When we think of libraries today, we think of places that incubate community and comfort. The way libraries currently run has been expanded and experimented on for decades. The place and role of a library within a community has also drastically changed and morphed into what we know of it today: a place where one can connect and learn. In honor of Women’s History Month, here are three women who have greatly impacted the role of libraries, how they fit into society, and how they work.

Charlamae Hill Rollins

Charlamae Hill Rollins began working at the Chicago Public Library in 1926 at the Hardin Square Branch. She moved to the South Side in 1932 to work at George Cleveland Hall Branch, which became one of the first libraries in the area with the intent to serve the growing black population in Chicago. A storyteller at heart, Rollins paid special attention to bringing forth stories that accurately depicted African American children, devoid of stereotypes. She worked effortlessly to try to pull harmful books from the library’s collection such as the Pickaninny Twins by Lucy Perkins. Within the community, she hosted workshops for parents at the library and upheld black pride by highlighting African American contributions through books reviews and recommendations.

Mary Cutler Fairchild

Born in 1855 in Dalton, Massachusetts, Fairchild was one of the first librarians to establish the common use of the Dewey Decimal system. Melvil Dewey gave her a position as head cataloger at Columbia College. She then became a cataloguing instructor at Columbia College School of Library Economy in 1887. She then moved to Albany Library School and became the vice director to Melvil Dewey.

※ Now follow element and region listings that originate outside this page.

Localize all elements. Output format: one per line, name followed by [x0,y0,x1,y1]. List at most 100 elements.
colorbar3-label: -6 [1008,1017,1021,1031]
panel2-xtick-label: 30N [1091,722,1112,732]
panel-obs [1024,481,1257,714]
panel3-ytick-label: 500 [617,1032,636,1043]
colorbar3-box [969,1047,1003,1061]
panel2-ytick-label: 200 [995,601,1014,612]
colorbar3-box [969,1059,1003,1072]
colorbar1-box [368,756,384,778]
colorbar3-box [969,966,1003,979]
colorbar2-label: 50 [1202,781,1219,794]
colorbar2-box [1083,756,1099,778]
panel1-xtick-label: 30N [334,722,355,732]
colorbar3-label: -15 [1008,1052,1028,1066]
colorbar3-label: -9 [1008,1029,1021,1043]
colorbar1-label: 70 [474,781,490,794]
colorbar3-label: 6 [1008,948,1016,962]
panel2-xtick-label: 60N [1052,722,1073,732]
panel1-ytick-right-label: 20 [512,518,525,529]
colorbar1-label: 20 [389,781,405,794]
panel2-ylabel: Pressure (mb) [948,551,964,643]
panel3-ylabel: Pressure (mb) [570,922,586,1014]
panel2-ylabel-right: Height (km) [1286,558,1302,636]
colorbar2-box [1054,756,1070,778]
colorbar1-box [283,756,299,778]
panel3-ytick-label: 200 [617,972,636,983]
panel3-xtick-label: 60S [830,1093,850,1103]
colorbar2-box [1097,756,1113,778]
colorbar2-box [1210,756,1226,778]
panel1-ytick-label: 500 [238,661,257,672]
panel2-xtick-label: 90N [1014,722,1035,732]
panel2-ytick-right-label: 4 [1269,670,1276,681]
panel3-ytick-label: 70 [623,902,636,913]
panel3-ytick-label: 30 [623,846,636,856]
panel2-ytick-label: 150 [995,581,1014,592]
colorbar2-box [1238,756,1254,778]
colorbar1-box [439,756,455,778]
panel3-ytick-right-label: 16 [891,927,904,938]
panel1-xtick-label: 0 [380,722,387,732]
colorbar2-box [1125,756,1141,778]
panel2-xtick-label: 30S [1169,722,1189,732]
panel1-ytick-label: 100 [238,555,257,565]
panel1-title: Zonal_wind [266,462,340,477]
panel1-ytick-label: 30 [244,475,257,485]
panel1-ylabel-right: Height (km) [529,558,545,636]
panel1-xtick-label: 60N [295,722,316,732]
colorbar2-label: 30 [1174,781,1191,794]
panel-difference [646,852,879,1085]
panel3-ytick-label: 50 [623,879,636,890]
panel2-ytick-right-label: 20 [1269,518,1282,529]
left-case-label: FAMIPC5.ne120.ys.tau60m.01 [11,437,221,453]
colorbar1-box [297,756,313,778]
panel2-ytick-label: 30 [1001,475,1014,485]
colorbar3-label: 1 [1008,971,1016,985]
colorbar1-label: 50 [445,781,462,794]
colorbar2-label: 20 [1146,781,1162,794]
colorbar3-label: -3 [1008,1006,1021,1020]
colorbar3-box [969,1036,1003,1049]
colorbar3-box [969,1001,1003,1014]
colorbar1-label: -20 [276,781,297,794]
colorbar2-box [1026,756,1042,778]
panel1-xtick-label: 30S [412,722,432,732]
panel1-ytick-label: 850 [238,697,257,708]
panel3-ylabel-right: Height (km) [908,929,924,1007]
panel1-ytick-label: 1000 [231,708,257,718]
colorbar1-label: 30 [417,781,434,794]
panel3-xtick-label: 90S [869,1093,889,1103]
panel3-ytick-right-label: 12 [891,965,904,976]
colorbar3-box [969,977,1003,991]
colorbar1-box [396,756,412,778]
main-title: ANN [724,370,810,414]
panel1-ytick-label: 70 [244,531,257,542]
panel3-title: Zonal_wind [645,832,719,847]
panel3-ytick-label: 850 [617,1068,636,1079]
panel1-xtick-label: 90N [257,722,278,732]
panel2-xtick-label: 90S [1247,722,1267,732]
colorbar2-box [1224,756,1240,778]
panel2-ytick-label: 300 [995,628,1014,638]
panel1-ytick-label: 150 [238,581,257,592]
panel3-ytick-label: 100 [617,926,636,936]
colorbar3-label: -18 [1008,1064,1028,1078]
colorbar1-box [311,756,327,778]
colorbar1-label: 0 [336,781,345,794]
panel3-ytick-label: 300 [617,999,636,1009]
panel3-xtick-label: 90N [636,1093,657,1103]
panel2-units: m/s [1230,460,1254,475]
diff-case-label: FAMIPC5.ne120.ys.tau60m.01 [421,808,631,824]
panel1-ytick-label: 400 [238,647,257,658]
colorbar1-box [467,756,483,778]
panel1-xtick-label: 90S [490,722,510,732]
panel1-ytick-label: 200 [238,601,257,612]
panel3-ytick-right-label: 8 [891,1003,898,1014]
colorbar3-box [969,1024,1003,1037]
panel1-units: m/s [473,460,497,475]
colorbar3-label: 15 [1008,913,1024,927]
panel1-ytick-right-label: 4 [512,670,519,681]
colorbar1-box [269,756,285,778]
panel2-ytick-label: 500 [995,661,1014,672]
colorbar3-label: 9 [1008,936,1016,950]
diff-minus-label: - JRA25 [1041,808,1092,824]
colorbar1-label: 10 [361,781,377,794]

Although Dewey was the head of the school, Fairchild was the one who administered and implemented action. Along

with her position at the school, she instituted the New York State Library for the Blind in honor of her father. Through her leadership of the library school, she made it a model for other emerging library schools across the country. She instructed students into the public library movement and shaped the curriculum of Columbia that instated entrance exams and promoted the Albany School as a graduate institution. In her last years, she served as the vice president of the American Library Associations Council. She was also in charge of the World’s Columbian Exhibition in 1893 for the Chicago World Fair, where a model of a library containing 5,000 books was assembled as a model for local town libraries.

Suzanne Briet

First an English teacher in Algeria in the late 1900s, Suzanne Briet moved to librarianship in 1920 after moving back to Paris. She began working at the Bibliothèque Nationale as a professional librarian, only one of three

women. In 1934 she established the Salle des Catalogues et Bibliographies and opened previously closed off bibliographies, arranged supplementary indexing, and organized a bibliographic advising assistances. She is known mostly for her 1951 publication Qu’est-ce que la documentation? This helped lay the foundation for documentation science, arguing that documentation goes beyond a text and she redefined the word “document” to mean any physical form of evidence.